Der AWD hatte Berufung eingebracht, diese aber nun zurückgezogen. Damit ist das Urteil rechtskräftig, der AWD muss Schadenersatz leisten. "Wir haben den Fall erneut evaluiert und sehen keinen Anlass, das Verfahren unnötig in die Länge zu ziehen", sagte AWD-Sprecher Hansjörg Nagelschmidt dem Standard. Im Fall strittiger Beratungen stehe der AWD zu seiner Verantwortung. Man könne dieses Verfahren aber keinesfalls als Musterfall sehen, sagte Nagelschmidt.

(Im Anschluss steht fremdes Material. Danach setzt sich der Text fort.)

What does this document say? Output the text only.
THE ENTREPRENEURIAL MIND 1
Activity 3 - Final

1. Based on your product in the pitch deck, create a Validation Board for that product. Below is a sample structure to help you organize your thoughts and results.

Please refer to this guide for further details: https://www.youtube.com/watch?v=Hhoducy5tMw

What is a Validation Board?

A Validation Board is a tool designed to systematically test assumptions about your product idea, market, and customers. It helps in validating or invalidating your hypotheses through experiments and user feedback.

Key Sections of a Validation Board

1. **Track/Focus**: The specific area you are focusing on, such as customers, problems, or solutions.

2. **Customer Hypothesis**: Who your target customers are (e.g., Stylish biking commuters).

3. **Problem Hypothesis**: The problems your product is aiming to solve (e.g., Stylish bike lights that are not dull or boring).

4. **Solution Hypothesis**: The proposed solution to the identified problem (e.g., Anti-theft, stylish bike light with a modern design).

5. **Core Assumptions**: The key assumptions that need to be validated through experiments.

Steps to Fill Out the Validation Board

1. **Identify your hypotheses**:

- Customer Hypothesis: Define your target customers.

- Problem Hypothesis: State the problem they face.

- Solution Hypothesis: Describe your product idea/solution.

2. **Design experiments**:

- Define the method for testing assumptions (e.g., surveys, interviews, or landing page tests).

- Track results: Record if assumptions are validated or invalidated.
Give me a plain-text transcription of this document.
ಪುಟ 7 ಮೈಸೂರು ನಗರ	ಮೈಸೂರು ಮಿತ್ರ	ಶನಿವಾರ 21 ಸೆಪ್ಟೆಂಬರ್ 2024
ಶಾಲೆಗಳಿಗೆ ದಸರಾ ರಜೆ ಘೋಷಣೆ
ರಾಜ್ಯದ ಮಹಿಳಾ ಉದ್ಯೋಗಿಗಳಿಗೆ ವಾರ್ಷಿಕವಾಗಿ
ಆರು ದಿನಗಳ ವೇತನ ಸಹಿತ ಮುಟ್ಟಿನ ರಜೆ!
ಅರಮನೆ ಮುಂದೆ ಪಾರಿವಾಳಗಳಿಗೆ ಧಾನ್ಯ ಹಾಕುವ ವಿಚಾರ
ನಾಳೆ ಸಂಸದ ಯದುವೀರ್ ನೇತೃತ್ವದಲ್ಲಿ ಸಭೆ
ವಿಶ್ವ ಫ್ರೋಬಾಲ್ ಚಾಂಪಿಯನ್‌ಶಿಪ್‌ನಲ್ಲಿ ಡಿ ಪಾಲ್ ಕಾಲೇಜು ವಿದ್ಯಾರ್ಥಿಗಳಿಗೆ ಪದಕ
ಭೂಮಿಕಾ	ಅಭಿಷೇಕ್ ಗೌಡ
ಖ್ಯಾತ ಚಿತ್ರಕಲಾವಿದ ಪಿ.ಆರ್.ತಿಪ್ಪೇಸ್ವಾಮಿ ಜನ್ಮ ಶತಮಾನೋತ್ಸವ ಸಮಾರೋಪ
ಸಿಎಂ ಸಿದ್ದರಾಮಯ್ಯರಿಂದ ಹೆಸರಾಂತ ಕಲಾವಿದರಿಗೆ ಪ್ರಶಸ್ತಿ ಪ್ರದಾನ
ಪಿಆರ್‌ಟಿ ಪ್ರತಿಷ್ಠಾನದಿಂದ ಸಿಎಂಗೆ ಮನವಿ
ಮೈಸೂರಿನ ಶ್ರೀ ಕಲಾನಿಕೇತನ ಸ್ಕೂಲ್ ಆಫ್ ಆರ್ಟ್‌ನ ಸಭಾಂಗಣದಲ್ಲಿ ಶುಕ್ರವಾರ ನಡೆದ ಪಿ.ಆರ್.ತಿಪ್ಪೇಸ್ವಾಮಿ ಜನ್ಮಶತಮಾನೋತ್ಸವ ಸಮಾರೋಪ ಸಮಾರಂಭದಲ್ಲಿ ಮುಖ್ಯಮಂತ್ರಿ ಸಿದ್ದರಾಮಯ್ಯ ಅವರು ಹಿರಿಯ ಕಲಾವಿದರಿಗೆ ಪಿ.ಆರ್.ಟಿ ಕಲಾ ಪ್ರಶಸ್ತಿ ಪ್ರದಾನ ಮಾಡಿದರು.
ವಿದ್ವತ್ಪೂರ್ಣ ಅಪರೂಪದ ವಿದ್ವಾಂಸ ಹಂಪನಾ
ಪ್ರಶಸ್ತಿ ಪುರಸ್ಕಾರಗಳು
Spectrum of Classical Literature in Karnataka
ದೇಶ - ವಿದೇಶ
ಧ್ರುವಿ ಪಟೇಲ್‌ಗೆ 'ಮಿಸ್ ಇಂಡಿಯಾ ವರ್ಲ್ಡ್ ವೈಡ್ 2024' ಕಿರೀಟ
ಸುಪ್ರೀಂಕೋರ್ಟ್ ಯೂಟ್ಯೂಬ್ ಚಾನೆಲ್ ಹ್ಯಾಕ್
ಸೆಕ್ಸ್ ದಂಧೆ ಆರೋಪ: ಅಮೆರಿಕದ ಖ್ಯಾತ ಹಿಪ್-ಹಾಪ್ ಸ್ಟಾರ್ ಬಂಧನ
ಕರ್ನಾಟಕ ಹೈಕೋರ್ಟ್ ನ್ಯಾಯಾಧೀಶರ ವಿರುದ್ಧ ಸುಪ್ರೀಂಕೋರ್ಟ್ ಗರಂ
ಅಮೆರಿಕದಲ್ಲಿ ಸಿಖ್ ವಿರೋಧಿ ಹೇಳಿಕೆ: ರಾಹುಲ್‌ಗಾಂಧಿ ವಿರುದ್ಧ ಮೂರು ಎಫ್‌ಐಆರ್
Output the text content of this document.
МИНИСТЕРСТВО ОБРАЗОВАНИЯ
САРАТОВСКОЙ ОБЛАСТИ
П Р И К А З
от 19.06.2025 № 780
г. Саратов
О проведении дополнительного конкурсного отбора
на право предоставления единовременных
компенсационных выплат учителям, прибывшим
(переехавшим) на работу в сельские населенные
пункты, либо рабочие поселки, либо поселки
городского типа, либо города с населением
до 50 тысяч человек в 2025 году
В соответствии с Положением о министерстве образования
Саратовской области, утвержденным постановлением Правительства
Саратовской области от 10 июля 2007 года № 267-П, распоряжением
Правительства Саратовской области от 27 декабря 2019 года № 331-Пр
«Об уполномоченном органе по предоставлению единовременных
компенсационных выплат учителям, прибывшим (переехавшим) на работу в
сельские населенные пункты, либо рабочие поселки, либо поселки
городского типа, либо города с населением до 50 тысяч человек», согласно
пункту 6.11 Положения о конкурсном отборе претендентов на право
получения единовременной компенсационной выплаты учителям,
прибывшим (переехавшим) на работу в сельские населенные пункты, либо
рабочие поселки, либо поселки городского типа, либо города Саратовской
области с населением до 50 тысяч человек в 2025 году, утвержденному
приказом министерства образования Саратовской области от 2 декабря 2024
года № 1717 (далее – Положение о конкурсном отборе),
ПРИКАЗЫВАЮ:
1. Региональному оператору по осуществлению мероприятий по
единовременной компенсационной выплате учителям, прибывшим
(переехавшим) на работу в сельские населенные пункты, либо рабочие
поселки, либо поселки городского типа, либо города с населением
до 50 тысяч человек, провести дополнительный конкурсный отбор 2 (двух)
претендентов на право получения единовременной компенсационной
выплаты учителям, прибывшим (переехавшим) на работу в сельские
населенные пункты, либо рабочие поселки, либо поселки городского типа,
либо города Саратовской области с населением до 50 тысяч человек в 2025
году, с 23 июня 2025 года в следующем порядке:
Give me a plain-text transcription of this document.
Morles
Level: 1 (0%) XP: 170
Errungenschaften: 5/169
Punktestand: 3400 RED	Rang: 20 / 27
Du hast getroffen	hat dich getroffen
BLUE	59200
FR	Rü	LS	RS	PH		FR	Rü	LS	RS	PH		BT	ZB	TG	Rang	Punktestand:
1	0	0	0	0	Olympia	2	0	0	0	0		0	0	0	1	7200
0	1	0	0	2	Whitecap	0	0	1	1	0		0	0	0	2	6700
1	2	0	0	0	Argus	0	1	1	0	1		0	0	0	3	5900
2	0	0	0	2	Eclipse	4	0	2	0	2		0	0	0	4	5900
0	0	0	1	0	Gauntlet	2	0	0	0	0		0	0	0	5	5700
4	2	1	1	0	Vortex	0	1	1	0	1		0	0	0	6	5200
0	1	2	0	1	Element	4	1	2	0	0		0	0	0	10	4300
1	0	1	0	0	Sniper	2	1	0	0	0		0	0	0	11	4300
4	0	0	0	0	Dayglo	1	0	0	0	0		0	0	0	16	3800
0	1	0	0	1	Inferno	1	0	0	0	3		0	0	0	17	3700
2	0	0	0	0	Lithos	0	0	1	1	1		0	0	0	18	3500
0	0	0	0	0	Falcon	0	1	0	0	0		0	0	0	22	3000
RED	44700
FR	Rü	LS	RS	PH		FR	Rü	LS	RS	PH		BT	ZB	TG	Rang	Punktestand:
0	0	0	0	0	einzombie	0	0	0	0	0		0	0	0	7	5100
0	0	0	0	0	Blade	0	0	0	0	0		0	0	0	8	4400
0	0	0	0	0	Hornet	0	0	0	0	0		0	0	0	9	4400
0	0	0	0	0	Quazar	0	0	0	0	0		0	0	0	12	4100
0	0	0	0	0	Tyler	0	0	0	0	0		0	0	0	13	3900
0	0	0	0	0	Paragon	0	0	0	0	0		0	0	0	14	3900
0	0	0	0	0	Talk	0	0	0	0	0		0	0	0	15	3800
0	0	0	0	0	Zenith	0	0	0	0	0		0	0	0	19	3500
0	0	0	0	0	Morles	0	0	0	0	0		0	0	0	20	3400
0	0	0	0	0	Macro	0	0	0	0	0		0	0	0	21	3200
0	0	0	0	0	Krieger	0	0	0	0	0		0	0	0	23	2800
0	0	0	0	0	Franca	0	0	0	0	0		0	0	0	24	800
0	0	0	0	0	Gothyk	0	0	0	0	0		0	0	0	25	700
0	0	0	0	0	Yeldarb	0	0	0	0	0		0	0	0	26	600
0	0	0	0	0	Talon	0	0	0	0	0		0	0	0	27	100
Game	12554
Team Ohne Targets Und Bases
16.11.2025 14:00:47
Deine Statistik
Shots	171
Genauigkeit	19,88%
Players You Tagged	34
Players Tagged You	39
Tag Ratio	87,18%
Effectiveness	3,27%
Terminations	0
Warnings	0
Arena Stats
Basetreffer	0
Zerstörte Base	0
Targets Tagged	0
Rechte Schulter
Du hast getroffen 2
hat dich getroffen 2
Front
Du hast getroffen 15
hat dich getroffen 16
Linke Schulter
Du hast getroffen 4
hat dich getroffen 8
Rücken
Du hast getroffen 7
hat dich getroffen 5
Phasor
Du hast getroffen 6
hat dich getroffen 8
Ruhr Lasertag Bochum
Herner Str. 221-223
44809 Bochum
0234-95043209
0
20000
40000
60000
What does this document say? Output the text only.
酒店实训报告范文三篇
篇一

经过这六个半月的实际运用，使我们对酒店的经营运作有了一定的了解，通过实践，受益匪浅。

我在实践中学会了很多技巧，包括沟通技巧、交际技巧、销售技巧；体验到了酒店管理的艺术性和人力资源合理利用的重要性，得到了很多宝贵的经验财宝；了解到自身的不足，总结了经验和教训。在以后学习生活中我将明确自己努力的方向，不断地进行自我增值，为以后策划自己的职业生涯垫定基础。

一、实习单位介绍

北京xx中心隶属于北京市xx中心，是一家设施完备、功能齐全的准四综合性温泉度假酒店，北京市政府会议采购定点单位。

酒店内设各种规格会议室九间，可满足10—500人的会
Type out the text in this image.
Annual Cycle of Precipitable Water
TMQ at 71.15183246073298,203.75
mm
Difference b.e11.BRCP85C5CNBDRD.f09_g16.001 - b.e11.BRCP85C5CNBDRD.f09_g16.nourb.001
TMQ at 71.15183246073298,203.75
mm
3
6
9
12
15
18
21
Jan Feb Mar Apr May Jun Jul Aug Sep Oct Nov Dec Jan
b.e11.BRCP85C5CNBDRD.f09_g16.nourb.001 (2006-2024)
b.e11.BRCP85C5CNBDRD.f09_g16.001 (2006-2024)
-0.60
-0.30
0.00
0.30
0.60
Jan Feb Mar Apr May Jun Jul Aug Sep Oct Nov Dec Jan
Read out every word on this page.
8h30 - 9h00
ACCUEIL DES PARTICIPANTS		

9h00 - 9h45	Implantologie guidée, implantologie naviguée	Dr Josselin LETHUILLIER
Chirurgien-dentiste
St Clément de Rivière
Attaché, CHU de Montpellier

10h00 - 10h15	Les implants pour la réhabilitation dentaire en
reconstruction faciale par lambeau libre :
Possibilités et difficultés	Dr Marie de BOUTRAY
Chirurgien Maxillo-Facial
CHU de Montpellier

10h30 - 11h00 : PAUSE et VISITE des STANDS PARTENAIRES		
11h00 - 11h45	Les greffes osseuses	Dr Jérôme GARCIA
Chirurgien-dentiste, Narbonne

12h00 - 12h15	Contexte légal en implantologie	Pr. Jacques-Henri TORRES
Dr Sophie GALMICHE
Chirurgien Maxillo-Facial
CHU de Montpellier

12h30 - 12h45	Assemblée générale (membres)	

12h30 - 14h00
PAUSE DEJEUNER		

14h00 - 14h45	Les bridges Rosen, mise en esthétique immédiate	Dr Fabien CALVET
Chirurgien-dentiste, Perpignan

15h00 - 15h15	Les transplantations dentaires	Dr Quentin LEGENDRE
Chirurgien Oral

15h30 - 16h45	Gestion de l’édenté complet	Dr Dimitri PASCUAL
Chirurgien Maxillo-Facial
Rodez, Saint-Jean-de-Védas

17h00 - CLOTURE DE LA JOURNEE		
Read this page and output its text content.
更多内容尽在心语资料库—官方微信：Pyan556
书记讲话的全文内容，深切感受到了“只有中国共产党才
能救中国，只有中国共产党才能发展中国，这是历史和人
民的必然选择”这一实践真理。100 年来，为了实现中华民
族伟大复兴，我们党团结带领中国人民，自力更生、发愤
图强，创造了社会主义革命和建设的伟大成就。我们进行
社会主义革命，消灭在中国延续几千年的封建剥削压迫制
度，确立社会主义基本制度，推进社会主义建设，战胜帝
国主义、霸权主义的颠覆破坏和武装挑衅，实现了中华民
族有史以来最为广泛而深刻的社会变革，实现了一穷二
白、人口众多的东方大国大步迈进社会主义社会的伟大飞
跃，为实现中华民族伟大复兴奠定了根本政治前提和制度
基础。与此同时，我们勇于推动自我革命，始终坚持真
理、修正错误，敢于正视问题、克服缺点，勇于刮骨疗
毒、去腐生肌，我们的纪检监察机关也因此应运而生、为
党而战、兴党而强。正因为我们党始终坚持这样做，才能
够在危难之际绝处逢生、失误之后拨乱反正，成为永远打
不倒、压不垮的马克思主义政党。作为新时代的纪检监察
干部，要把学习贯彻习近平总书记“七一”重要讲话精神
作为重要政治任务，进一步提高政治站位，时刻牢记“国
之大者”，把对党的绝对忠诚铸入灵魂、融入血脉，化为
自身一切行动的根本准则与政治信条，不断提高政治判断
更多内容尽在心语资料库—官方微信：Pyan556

Der Anwalt des Klägers, Benedikt Wallner, sieht darin hingegen "eine Stärkung unserer Position" . Er vertritt weitere 500 Geschädigte, die gegen den AWD wegen falscher Beratung vorgehen wollen. "Das sind alles ähnliche Fälle von Sparbuchsparern, denen Immofinanz als sichere Anlage verkauft wurde", erklärte Wallner.

Etappensieg

Auch beim Verein für Konsumenteninformation (VKI), der für 2300 Geschädigte Sammelklagen gegen den AWD vorbereitet, sieht man in dem Urteil einen Etappensieg. Der gewonnene Fall sei typisch für viele AWD-Beratungen.

Der VKI will Ende Juni die erste Sammelklage mit rund 100 "wasserdichten" Fällen einbringen, sagte VKI-Rechtsexperte Peter Kolba. "Wir sehen in all diesen Fällen systematische Fehlberatung. Bis 2003 wurde sogar behauptet, es handle sich bei den Immofinanz-Aktien um einen Immobilienfonds." Viele AWD-Berater hätten die Aktien auch als "mündelsichere" Anlage bezeichnet.

Für die Falschberatungen gebe es Gesprächsprotokolle und vom AWD verteiltes Informationsmaterial als Nachweis und viele Zeugen. Verwandte und Freunde, die bei den Beratungsgesprächen dabei waren und ehemalige AWD-Berater, die zu Aussagen bereit seien.

Von den 2300 dem VKI anvertrauten Fällen habe man bisher etwa 65 Prozent auf Klagfähigkeit und Vollständigkeit der Unterlagen geprüft. Bislang seien erst zehn Fälle wegen fehlender Unterlagen ausgeschieden worden, so Kolba.